アンは本当に天真爛漫な女の子なのか
『赤毛のアン』が名作とは思うのです
赤毛のアンと云う作品があります。
解説不要の超有名作品。時間や文化の違いと云う手厳しい批評家の目にさらされ続けても尚色褪せない作品であります。
その感想を紐解くと
いわく
「天真爛漫なアンが愛らしくて素敵!」
いわく
「アンみたいな想像力豊かな子と友達になりたい!!」
…… そう?
ディスるつもりはありませんが、なんか違うくね? と思うのですよ。
正直、アンは物語としてはありだけど、現実世界だと友達になりたくないタイプ、いや、近づきたくない人だと思いませんか?
例えばね
ギルバートにニンジンとからかわれて、激怒して書き取りに使う石板で殴りかかる、とかしちゃう子です。
狂暴です。
いや、ギルバートは確かに悪い。人の容姿をあげつらうのは絶対ダメです。でもね、この時のギルバートはどちらかと云うと気になる女の子の気を引こうとしたんじゃないかなぁ、と思うのです。
天然パーマでちょっとかわいらしい女の子に、やあやあ、くるくる髪の毛か巻いてるや、と言ってみたら激怒されてタブレットで殴られたって感じでしょうか。
う~ん、リモコンで殴って、騒ぎになったお相撲さんを思い出す。
このあと、ギルバートはごめんなさいと、謝っているのです(お菓子を添えて!)が、アンは一生許さないと誓うという執念深さを見せます。
まあね、人には許せないことや、触れられたくないことってあるよね。
うん、これはギルバートが悪かった。そうしましょう。
次いきましょう。
さて、こんな話もあります。
親友のダイアナを招いてのパーティーでりんご水と間違えて葡萄酒を飲ませてしまう話があります。
マリラが後で、一本丸々飲むまで分からないなんてどうかしてる、と言っておりますが、まさにそう。
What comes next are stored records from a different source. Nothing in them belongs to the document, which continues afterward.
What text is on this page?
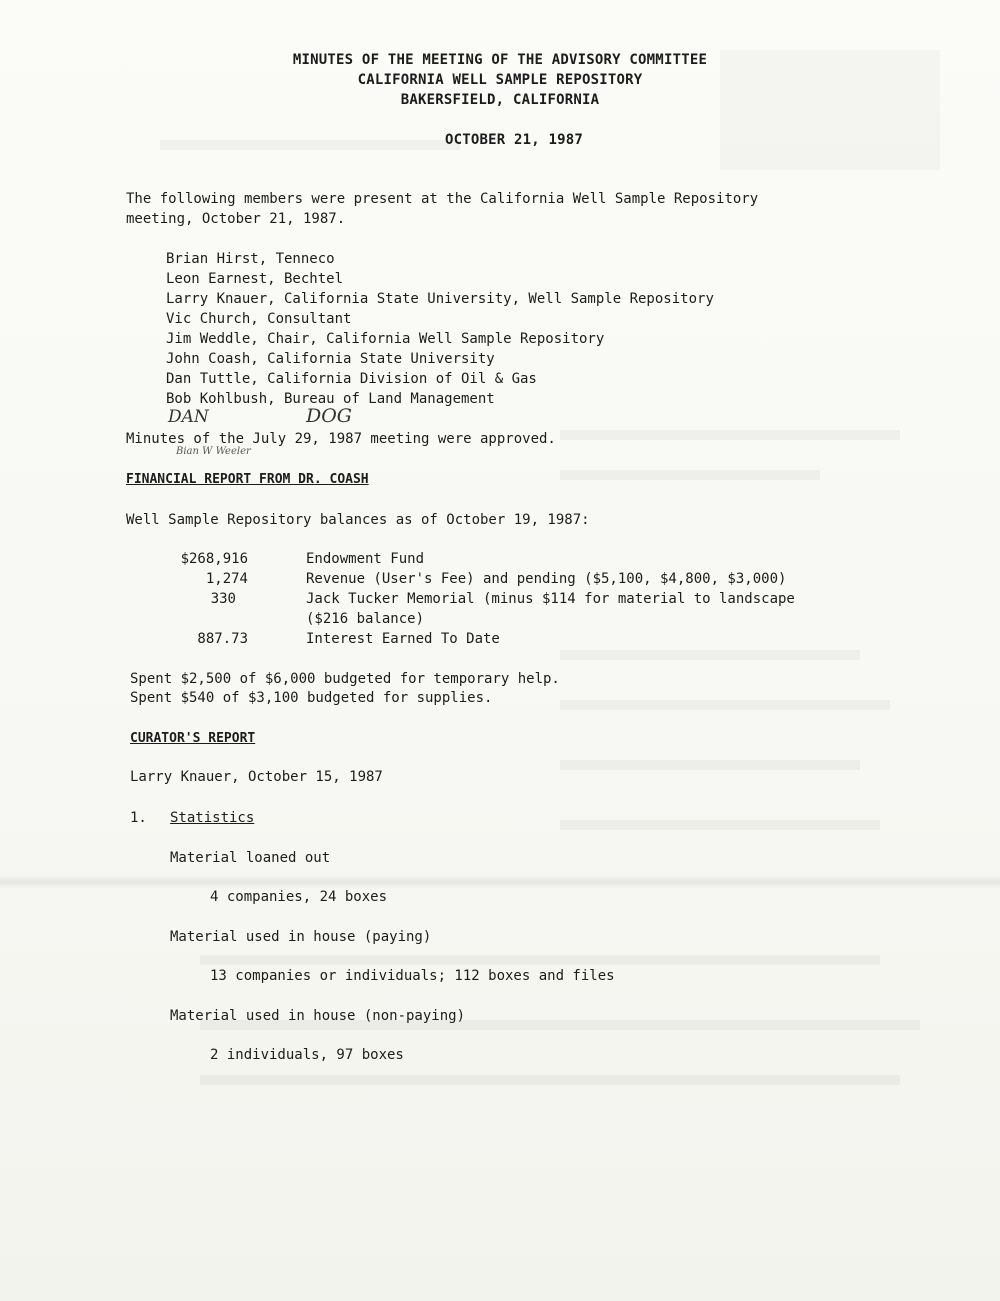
MINUTES OF THE MEETING OF THE ADVISORY COMMITTEE
CALIFORNIA WELL SAMPLE REPOSITORY
BAKERSFIELD, CALIFORNIA
OCTOBER 21, 1987
The following members were present at the California Well Sample Repository
meeting, October 21, 1987.
Brian Hirst, Tenneco
Leon Earnest, Bechtel
Larry Knauer, California State University, Well Sample Repository
Vic Church, Consultant
Jim Weddle, Chair, California Well Sample Repository
John Coash, California State University
Dan Tuttle, California Division of Oil & Gas
Bob Kohlbush, Bureau of Land Management
DAN	DOG
Bian W Weeler
Minutes of the July 29, 1987 meeting were approved.
FINANCIAL REPORT FROM DR. COASH
Well Sample Repository balances as of October 19, 1987:
$268,916	Endowment Fund
1,274	Revenue (User's Fee) and pending ($5,100, $4,800, $3,000)
330	Jack Tucker Memorial (minus $114 for material to landscape
($216 balance)
887.73	Interest Earned To Date
Spent $2,500 of $6,000 budgeted for temporary help.
Spent $540 of $3,100 budgeted for supplies.
CURATOR'S REPORT
Larry Knauer, October 15, 1987
1. Statistics
Material loaned out
4 companies, 24 boxes
Material used in house (paying)
13 companies or individuals; 112 boxes and files
Material used in house (non-paying)
2 individuals, 97 boxes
一口飲めばわかるだろ。注意力散漫過ぎるっしょ。
ダイアナ、実は知ってて最後まで飲んだのか?
それはさておき。娘を泥酔させられて怒ったダイアナのお母さんはアンとダイアナのつきあいを止めさせます。その時、アンは謝るのですがダイアナのお母さんはガンとして許してくれません。結果、アンは地団駄を踏んで言い放ちます。
「人が謝罪しているのだからあなたはそれを受け入れなくてはいけません」
…… (ーωー) うぉい!
どっかで聞いた話しだぞ。
どの口が言ってる?!
このエピソードから類推されるアンの属性は
情緒不安定
注意力散漫
自己中心的
むう。
アンってちょっと変わった女の子~、で済むか~い!
ぶっちゃけ行動パターンが分からない。
かの高畑勲先生がアニメ化する時にアンの気持ちが分からなくて原作通りに作ったと言われておりますが……(かの巨匠にして、手が加えられなかったのですね)
確かにね。そう思います。
これ、愛情欠乏症の子供の特徴だったりするのです。そこが分からないとどうにもアンの行動パターンが読めない。
あんましこんなことばかり書いてるとアンが好きな人から猛反発くらいそうなんですが、モンゴメリーさんって、天真爛漫な女の子の愉快な話が書きたかったのではなく、愛情欠乏症の女の子が静かな愛に見守られて大人に成長する物語が書きたかったのではないのかなぁ、なんて思うのです。
アンがパッと見、明るいせいでその闇の部分に目がいかず、「感性が普通とちょっと違った自由な女の子」と解されてしまってるんじゃないのかと、腐った果実の歪んだ感性は思うのでした。
ほら、だってさ、物語後半、アンは憑き物が落ちたように物静かになるでしょ。あれ、違和感ないすか?
もしも、モンゴメリーがアンの明るくて、少し突飛なところを是としてたなら、大人になってもその地の部分は残すと思うのですよ。それがすっかり削ぎ落とされているのを見ると……
なんてね!
腐った果実の感性ですので、あまり気にしないでくださいね。